Andrew Moe responds:
Some relevant quotes from Shannon's Mathematical Theory of Communication (1948) follow:
"The redundancy of ordinary English, not considering statistical structure over greater distances than about 8 letters, is roughly 50% ... This has the advantage of allowing considerable noise in the channel. A sizable fraction of the letters can be received incorrectly and still be reconstructed by the context. In fact, this is probably not a bad approximation to the ideal in many cases, since the statistical structure of English is rather involved and the reasonable English sequences are not too far from a random selection."
"An approximation to the ideal would have the property that if the signal is altered in a reasonable way by the noise, the original can still be recovered ... This is accomplished at the cost of a certain amount of redundancy in the coding. The redundancy must be introduced in the proper way to combat the particular noise structure involved. However, any redundancy in the source will usually help if it is utilized by the receiving point. In particular, if the source already has a certain redundancy and no attempt is made to eliminate it (in encoding), the redundancy will help combat noise."
As we are all too well aware, the signals and patterns generated by the markets are rife with noise.

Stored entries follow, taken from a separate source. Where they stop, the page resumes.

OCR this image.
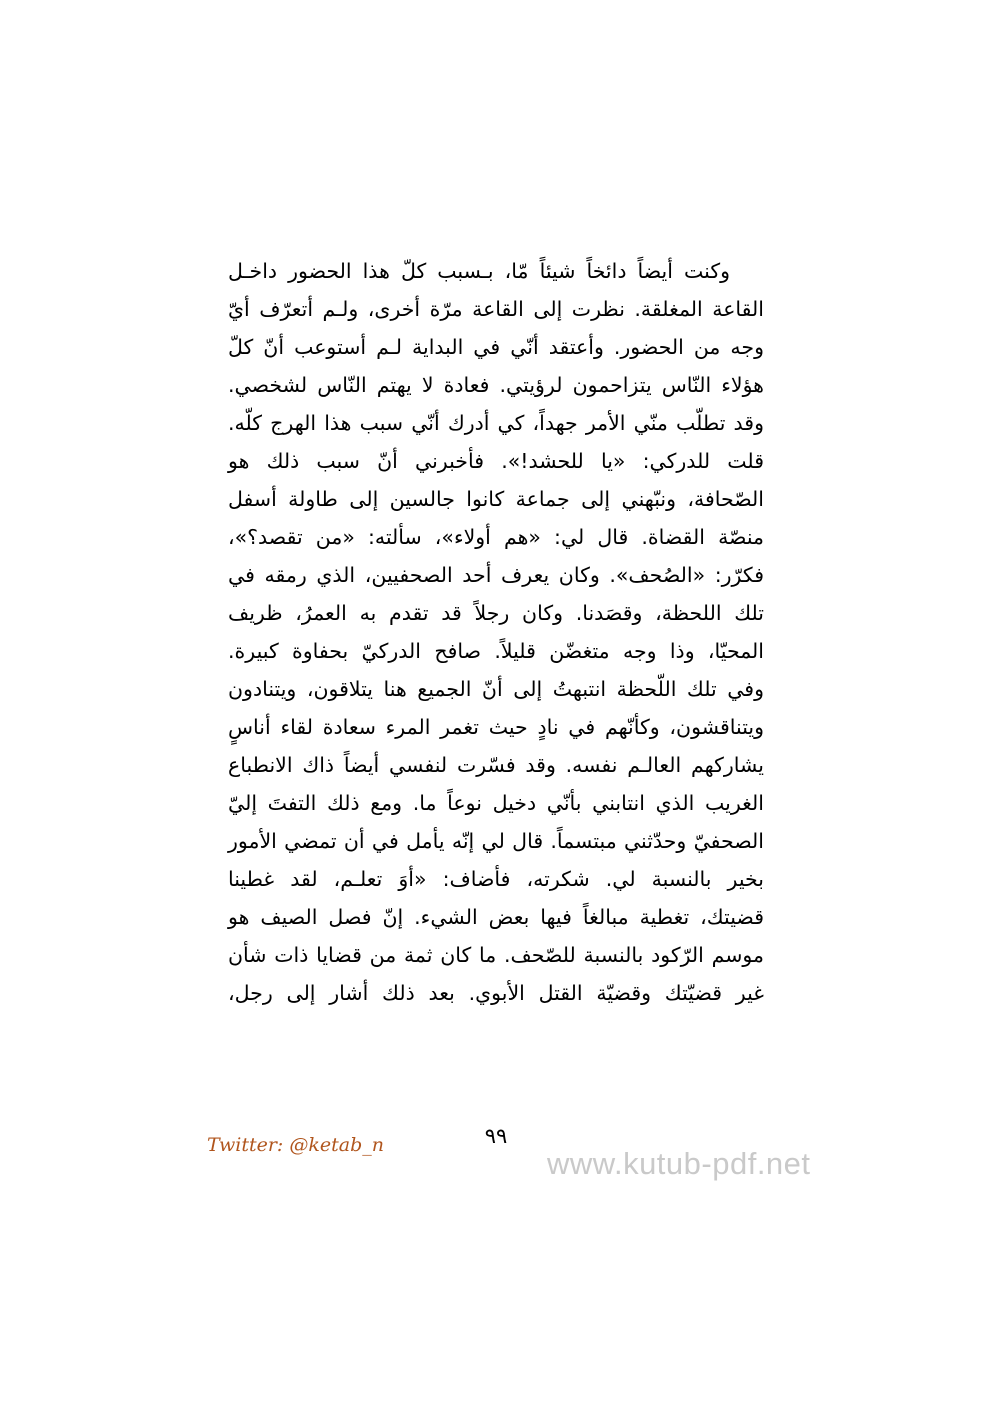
وكنت أيضاً دائخاً شيئاً مّا، بـسبب كلّ هذا الحضور داخـل
القاعة المغلقة. نظرت إلى القاعة مرّة أخرى، ولـم أتعرّف أيّ
وجه من الحضور. وأعتقد أنّي في البداية لـم أستوعب أنّ كلّ
هؤلاء النّاس يتزاحمون لرؤيتي. فعادة لا يهتم النّاس لشخصي.
وقد تطلّب منّي الأمر جهداً، كي أدرك أنّي سبب هذا الهرج كلّه.
قلت للدركي: «يا للحشد!». فأخبرني أنّ سبب ذلك هو
الصّحافة، ونبّهني إلى جماعة كانوا جالسين إلى طاولة أسفل
منصّة القضاة. قال لي: «هم أولاء»، سألته: «من تقصد؟»،
فكرّر: «الصُحف». وكان يعرف أحد الصحفيين، الذي رمقه في
تلك اللحظة، وقصَدنا. وكان رجلاً قد تقدم به العمرُ، ظريف
المحيّا، وذا وجه متغضّن قليلاً. صافح الدركيّ بحفاوة كبيرة.
وفي تلك اللّحظة انتبهتُ إلى أنّ الجميع هنا يتلاقون، ويتنادون
ويتناقشون، وكأنّهم في نادٍ حيث تغمر المرء سعادة لقاء أناسٍ
يشاركهم العالـم نفسه. وقد فسّرت لنفسي أيضاً ذاك الانطباع
الغريب الذي انتابني بأنّي دخيل نوعاً ما. ومع ذلك التفتَ إليّ
الصحفيّ وحدّثني مبتسماً. قال لي إنّه يأمل في أن تمضي الأمور
بخير بالنسبة لي. شكرته، فأضاف: «أوَ تعلـم، لقد غطينا
قضيتك، تغطية مبالغاً فيها بعض الشيء. إنّ فصل الصيف هو
موسم الرّكود بالنسبة للصّحف. ما كان ثمة من قضايا ذات شأن
غير قضيّتك وقضيّة القتل الأبوي. بعد ذلك أشار إلى رجل،
Twitter: @ketab_n	٩٩
www.kutub-pdf.net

Dr. Ryan shows us that repetition can help eliminate some of the noise. I have always considered redundancy to mean confirmation in the form of several different patterns telling me the same thing simultaneously. Perhaps bonds have spiked higher as stocks reach 20 day lows (see late April). We know from Chair's work in thermodynamics that the moves between stocks and bonds are correlated on a weekly basis. Thus, we have confirmation or redundancy from different signals telling us to be bullish.